If the process crashes, will dirtied pages from the mmap be discarded or written out eventually by the OS, assuming it does not crash?
It's clear that they persist if another process has mapped them, but what if the crashed process was the only one? I'm interested both in what is technically promised in docs and what the implementation actually does. If you only know for one OS please respond for just that one.
Upvotes: 20
Views: 3258
Reputation: 10868
For Windows, I don't think there is any doubt that dirty pages are eventually written to disk. It is explictly documented that unmapping a file view does not flush the data, but the data will be written lazily to disk as with any cache. FlushViewOfFile forces an immediate write, but calling it is optional.
There are exceptions which may or many not be relevant.

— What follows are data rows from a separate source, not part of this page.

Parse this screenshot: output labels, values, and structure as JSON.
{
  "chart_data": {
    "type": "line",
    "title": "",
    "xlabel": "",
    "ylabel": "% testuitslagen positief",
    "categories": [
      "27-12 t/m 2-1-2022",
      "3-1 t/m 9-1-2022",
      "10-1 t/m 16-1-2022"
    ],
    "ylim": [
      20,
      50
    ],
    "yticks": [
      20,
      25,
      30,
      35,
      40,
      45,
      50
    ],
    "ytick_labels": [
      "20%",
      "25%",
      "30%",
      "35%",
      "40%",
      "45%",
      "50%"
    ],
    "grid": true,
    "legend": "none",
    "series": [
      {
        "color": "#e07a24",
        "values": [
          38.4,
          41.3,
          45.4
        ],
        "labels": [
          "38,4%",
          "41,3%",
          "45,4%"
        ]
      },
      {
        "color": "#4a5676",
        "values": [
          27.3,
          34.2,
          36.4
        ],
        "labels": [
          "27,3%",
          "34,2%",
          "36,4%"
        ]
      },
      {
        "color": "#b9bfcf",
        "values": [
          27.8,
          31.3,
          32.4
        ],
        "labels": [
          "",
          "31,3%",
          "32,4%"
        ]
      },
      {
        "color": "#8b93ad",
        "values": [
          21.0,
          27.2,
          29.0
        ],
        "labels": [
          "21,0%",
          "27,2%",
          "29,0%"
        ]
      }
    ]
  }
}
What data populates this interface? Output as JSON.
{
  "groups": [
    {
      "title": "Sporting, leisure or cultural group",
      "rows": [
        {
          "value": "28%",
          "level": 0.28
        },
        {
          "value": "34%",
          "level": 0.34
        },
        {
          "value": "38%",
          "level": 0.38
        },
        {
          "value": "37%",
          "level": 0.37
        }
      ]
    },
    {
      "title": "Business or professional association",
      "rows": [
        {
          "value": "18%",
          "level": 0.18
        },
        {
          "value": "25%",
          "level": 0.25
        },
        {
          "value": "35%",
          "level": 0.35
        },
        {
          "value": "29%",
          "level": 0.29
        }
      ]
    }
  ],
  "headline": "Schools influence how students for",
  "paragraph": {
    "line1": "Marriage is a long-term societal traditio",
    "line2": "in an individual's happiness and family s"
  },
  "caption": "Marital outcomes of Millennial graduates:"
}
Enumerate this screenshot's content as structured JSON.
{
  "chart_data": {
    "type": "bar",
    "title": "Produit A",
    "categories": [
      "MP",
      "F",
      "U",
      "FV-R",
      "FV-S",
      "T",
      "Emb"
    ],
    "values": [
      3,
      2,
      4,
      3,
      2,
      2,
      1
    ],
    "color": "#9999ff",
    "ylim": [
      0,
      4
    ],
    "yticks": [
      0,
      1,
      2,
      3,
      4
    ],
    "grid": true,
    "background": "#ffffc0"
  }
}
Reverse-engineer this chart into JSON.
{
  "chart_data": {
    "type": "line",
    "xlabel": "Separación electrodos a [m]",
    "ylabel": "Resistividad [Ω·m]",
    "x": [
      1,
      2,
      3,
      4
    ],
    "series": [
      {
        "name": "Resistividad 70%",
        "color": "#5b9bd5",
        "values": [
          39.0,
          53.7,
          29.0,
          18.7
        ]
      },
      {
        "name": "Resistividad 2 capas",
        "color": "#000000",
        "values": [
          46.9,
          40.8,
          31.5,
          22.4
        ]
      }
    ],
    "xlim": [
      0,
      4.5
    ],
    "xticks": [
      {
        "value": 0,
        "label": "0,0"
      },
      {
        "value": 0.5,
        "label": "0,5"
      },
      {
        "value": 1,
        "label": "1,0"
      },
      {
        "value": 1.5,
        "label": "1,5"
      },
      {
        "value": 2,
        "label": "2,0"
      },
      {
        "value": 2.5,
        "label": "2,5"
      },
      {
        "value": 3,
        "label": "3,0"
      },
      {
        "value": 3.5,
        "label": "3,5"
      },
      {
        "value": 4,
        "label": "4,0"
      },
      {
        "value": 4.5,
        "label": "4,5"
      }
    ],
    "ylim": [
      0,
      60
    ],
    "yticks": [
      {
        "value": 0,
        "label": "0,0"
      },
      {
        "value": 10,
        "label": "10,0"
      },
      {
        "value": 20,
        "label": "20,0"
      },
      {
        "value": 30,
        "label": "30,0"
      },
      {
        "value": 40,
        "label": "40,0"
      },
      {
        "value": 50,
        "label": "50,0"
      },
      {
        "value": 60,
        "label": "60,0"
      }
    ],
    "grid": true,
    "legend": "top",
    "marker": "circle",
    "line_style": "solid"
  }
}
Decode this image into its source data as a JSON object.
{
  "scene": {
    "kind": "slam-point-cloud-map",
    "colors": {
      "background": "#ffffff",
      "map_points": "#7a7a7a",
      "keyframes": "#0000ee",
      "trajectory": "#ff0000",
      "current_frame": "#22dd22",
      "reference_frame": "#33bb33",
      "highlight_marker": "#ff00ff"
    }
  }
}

Two mapped views of a file are guaranteed to remain coherent even if one program terminates abnormally, but this coherency does not extend to remote files or to files accessed concurrently using ReadFile/WriteFile.
The documentation does not provide an explicit answer, but neither does it give any hint that the opposite might be true. I would rely on, subject to testing.
And as pointed out in a link, if there is a risk of machine failure it might be a good idea to make sure the pages get flushed as they are written. Kernel flushing the cache could be delayed quite a while.